Kessiya : Madame Aminata Touré, quel est votre diagnostic de la situation économique actuelle en Côte d’Ivoire et quels sont les principaux défis à relever ?

Aminata Touré : L’économie ivoirienne reste résiliente malgré un environnement extérieur difficile. En 2023, la croissance est restée robuste à environ 6,2% et l’inflation est tombée à 4,4%. Malgré le déficit du compte courant qui reste soutenu, on peut se réjouir du fait que les déséquilibres macroéconomiques sous-jacents des dernières années ont commencé à se réduire avec le déficit budgétaire qui s’est réduit de 1,6 points de pourcentage sur 2022-23 pour atteindre 5,2% du PIB à fin 2023. De plus les perspectives économiques à moyen terme restent favorables pour la Cote d’Ivoire.

Les autorités ivoiriennes ont bien identifié leur défi qui est celui d’atteindre un niveau de revenu intermédiaire de tranche supérieure. C’est un défi ambitieux mais réalisable. Leur succès dépendra de la continuité dans la mise en œuvre des réformes ambitieuses en cours tant en matière de stabilisation macroéconomique, de lutte contre changement climatique, de l’amélioration de l’environnement des affaires et de la bonne gouvernance, de l’inclusion financière, et de la protection sociale. La poursuite des efforts de diversification économiques et d’une croissance basée sur l’essor du secteur privé seront également importantes pour relever ce défi.

Kessiya : En tant que représentante résidente du FMI, comment évaluez-vous l’impact des politiques économiques mises en place par le gouvernement ivoirien sur la croissance et la stabilité macroéconomique du pays ?

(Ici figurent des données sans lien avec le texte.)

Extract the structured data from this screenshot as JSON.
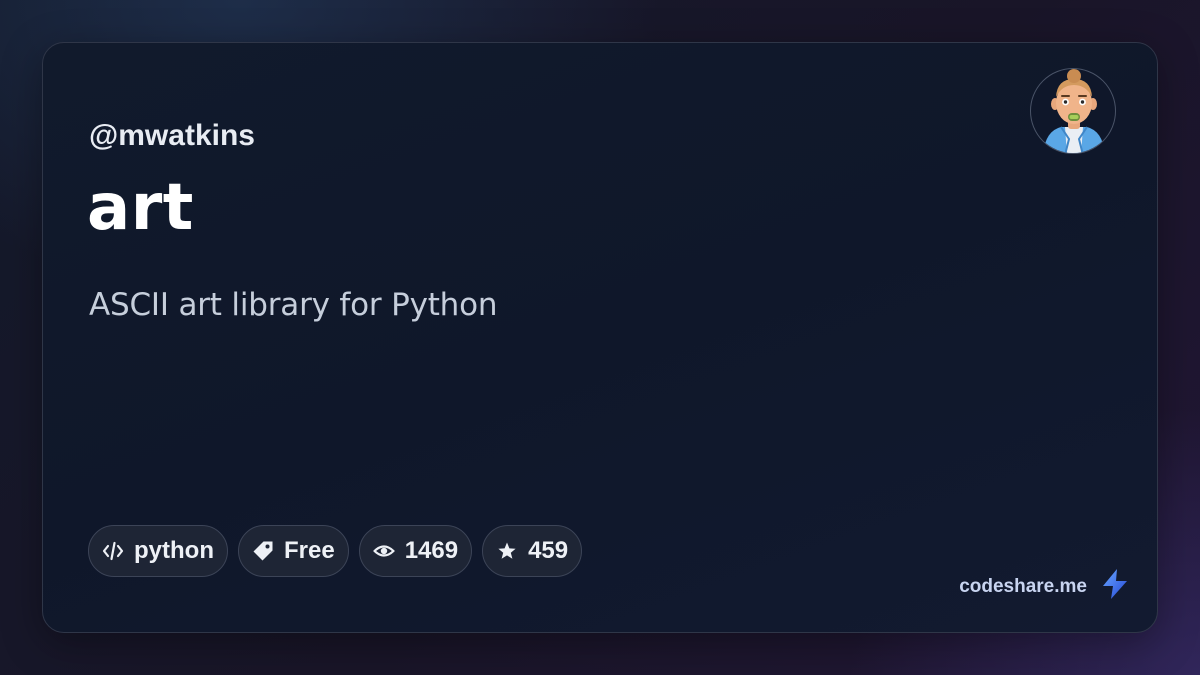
{
  "card": {
    "username": "@mwatkins",
    "title": "art",
    "description": "ASCII art library for Python",
    "avatar_icon": "avatar-icon",
    "tags": [
      {
        "icon": "code-icon",
        "label": "python"
      },
      {
        "icon": "tag-icon",
        "label": "Free"
      },
      {
        "icon": "eye-icon",
        "label": "1469"
      },
      {
        "icon": "star-icon",
        "label": "459"
      }
    ],
    "brand": {
      "text": "codeshare.me",
      "icon": "bolt-icon"
    }
  },
  "colors": {
    "background": "#141a2b",
    "card": "#0f172a",
    "tag_bg": "#1e2535",
    "brand_accent": "#3b6cf0"
  }
}
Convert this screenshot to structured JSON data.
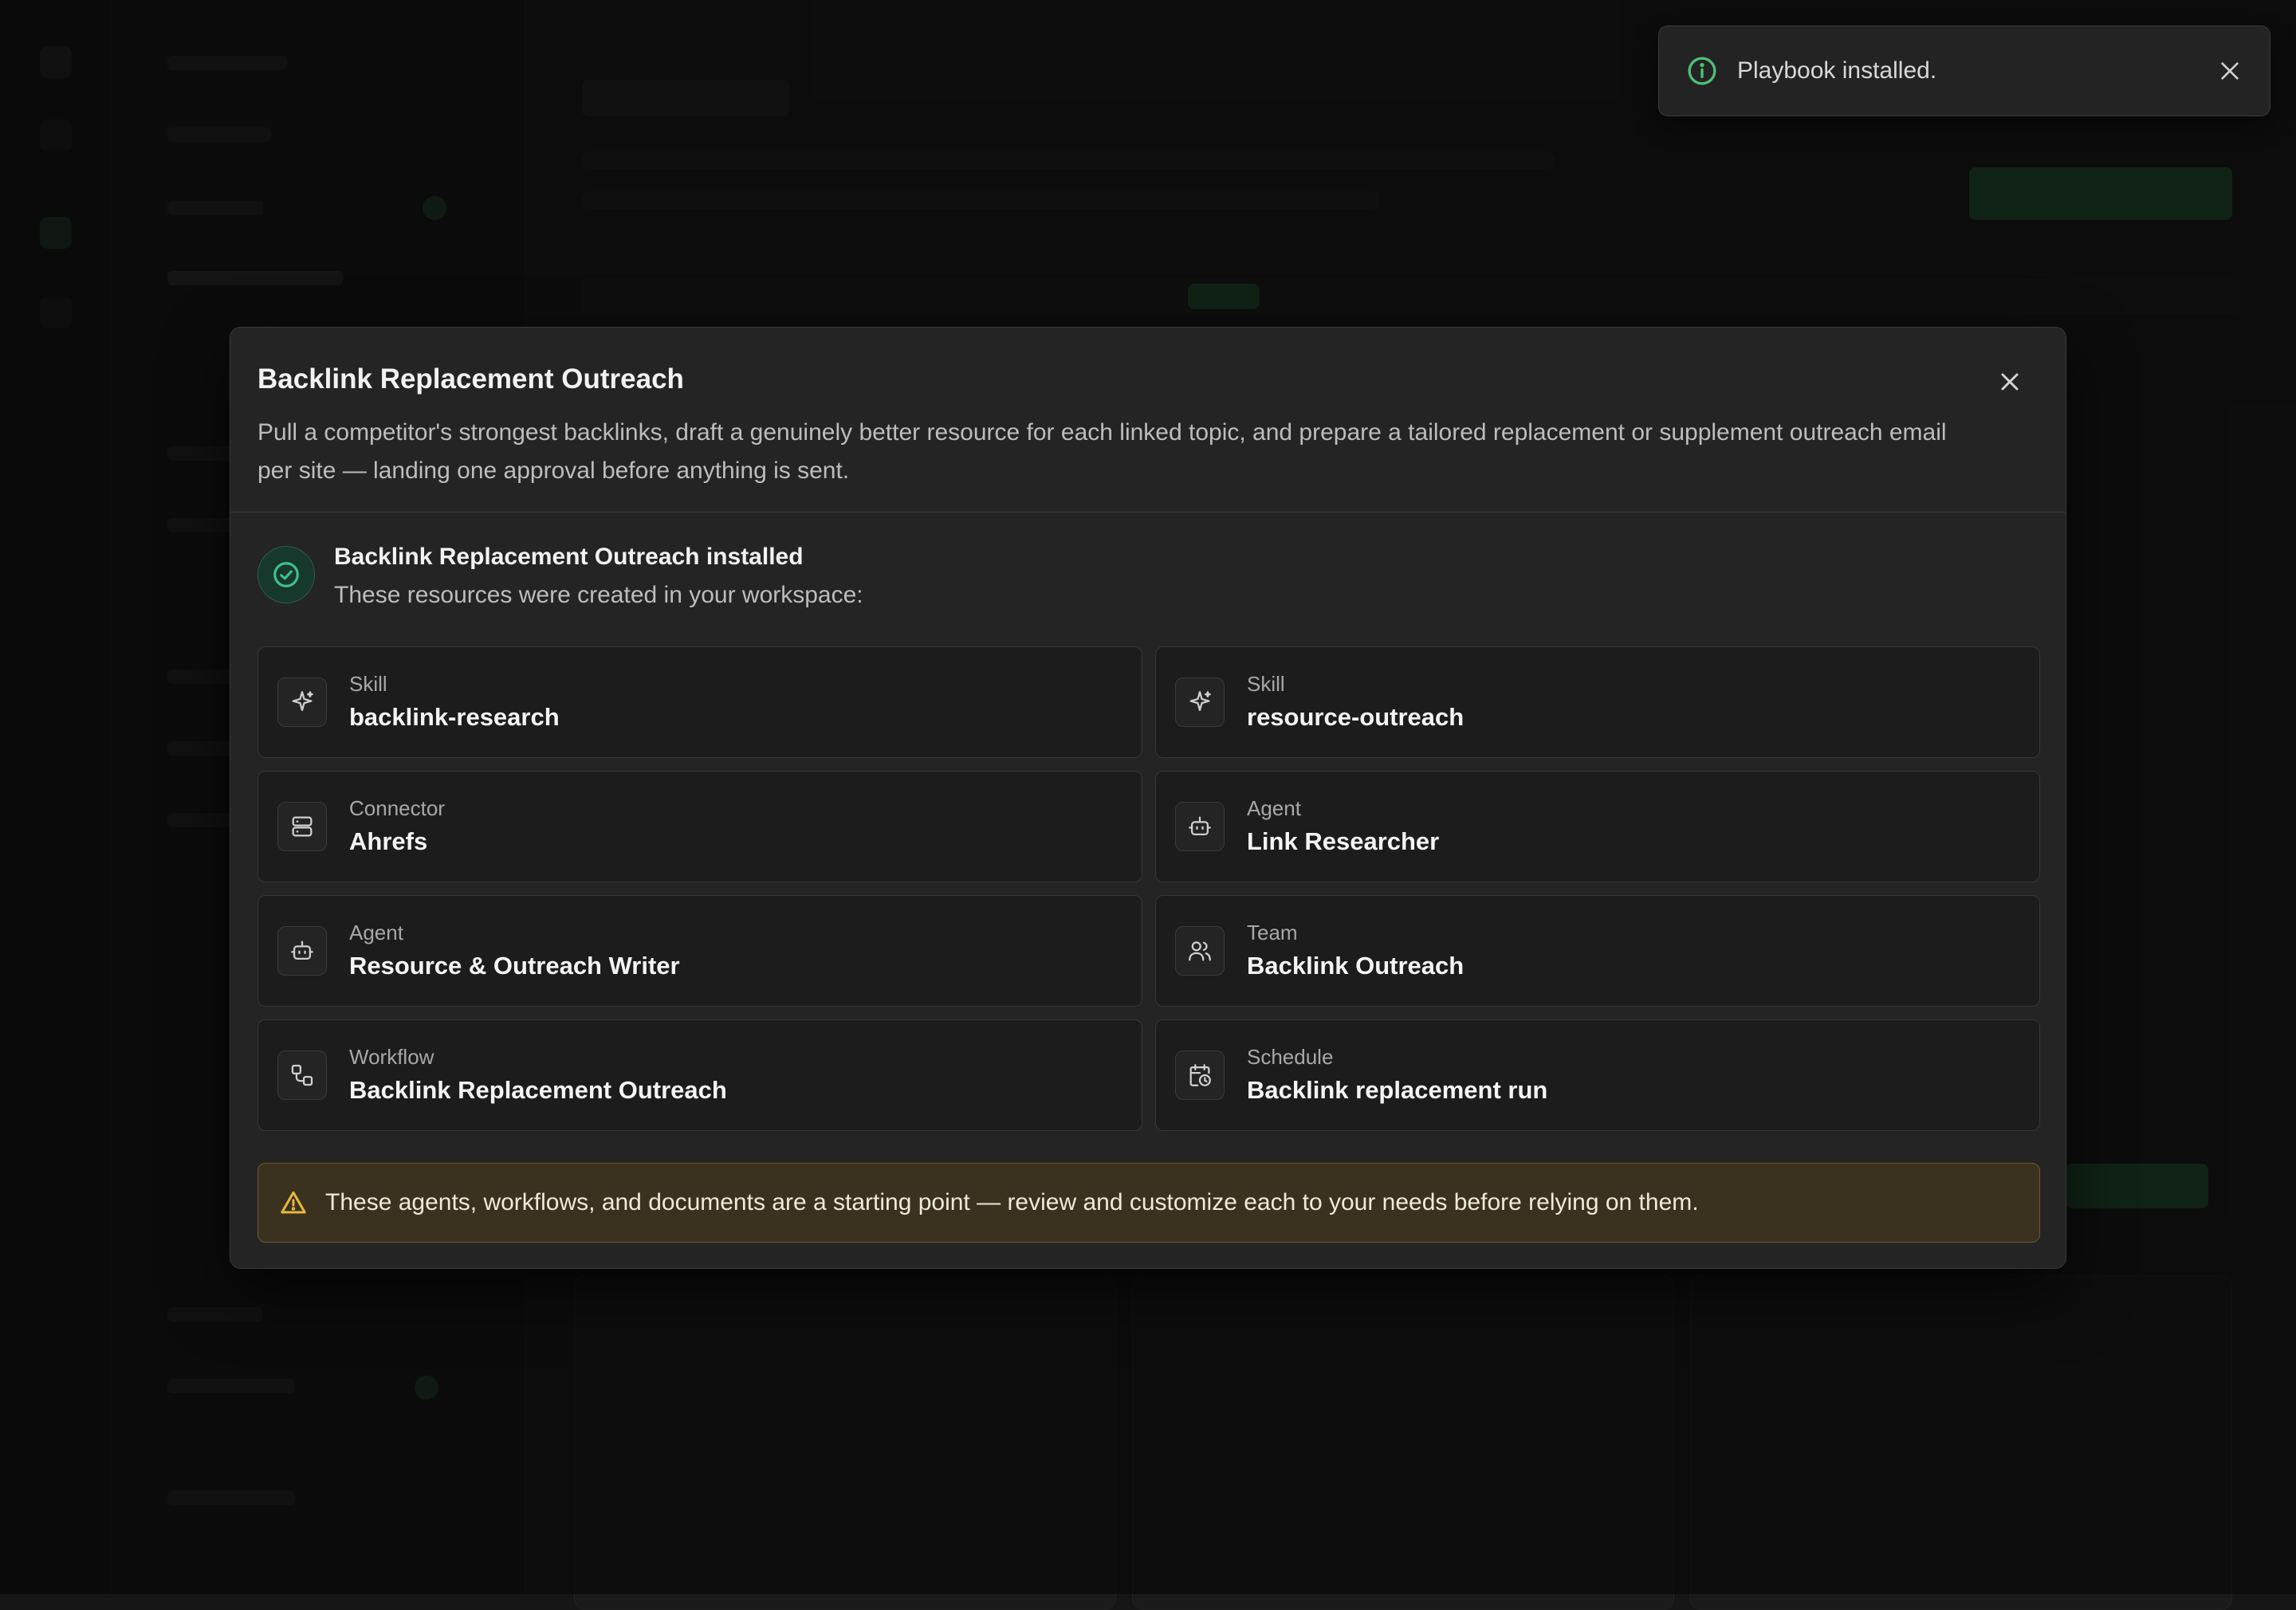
{
  "toast": {
    "message": "Playbook installed.",
    "icon": "info-circle-icon",
    "accent": "#4fbf75"
  },
  "modal": {
    "title": "Backlink Replacement Outreach",
    "description": "Pull a competitor's strongest backlinks, draft a genuinely better resource for each linked topic, and prepare a tailored replacement or supplement outreach email per site — landing one approval before anything is sent.",
    "success": {
      "title": "Backlink Replacement Outreach installed",
      "subtitle": "These resources were created in your workspace:",
      "accent": "#3fbf8f"
    },
    "resources": [
      {
        "kind": "Skill",
        "name": "backlink-research",
        "icon": "sparkle-icon"
      },
      {
        "kind": "Skill",
        "name": "resource-outreach",
        "icon": "sparkle-icon"
      },
      {
        "kind": "Connector",
        "name": "Ahrefs",
        "icon": "server-icon"
      },
      {
        "kind": "Agent",
        "name": "Link Researcher",
        "icon": "bot-icon"
      },
      {
        "kind": "Agent",
        "name": "Resource & Outreach Writer",
        "icon": "bot-icon"
      },
      {
        "kind": "Team",
        "name": "Backlink Outreach",
        "icon": "users-icon"
      },
      {
        "kind": "Workflow",
        "name": "Backlink Replacement Outreach",
        "icon": "workflow-icon"
      },
      {
        "kind": "Schedule",
        "name": "Backlink replacement run",
        "icon": "calendar-clock-icon"
      }
    ],
    "warning": {
      "text": "These agents, workflows, and documents are a starting point — review and customize each to your needs before relying on them.",
      "color": "#e8b73a"
    }
  }
}
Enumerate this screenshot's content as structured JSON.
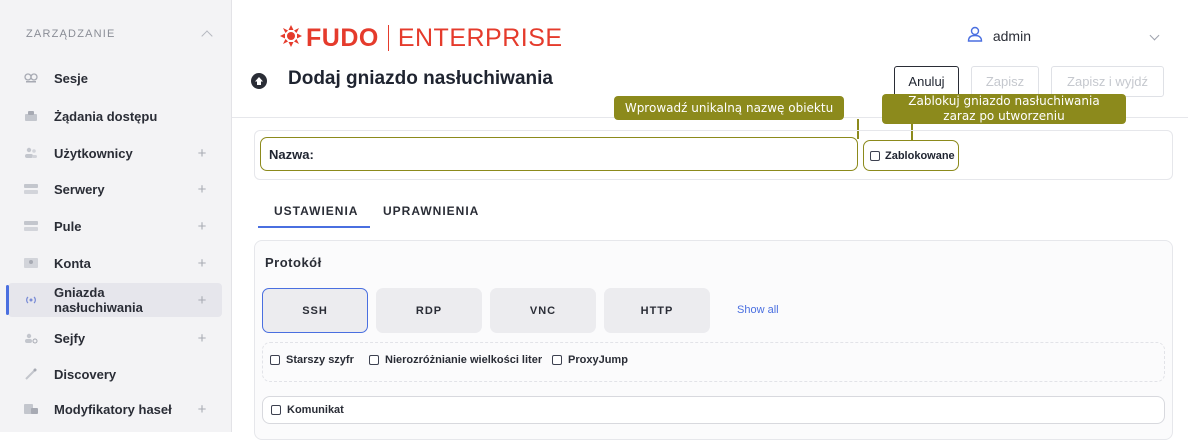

Aminata Touré : Permettez-moi de faire un rappel de la situation économique de la Cote d’ivoire de ces dernières années. L’économie ivoirienne avait été durement touchée par le triple choc de la pandémie de Covid-19, du resserrement financier mondial et des retombées négatives de la guerre de la Russie en Ukraine. Ces chocs mondiaux consécutifs avaient causé des déséquilibres macroéconomiques grandissants tant au niveau du déficit budgétaire que du déficit extérieur avec en plus une inflation croissante. Le gouvernement s’est alors lancé en 2023 dans un programme de stabilisation macroéconomique avec le soutien financier du Fonds Monétaire International (FMI) visant à préserver la viabilité budgétaire et de la dette, à contenir l’inflation pour qu’elle revienne à un niveau bas et à reconstituer les réserves extérieures. Au vu des réalisations observées, la mise en œuvre du programme du gouvernement au cours de la première année à jusqu’à présent été largement couronnée de succès et le soutien du Fonds Monétaire International a contribué à contenir tout nouveau besoin de financement. Les politiques économiques et les réformes mise en œuvre ont eu l’impact attendu avec un recul notoire des déséquilibres macroéconomiques et une croissance demeurant forte. La croissance est restée résiliente, estimée à environ 6 ¼ % en 2023, tandis que le déficit du compte courant s’était stabilisé et le déficit budgétaire avait commencé à se réduire. De plus, l’analyse de viabilité de la dette montre que le risque de surendettement reste modéré.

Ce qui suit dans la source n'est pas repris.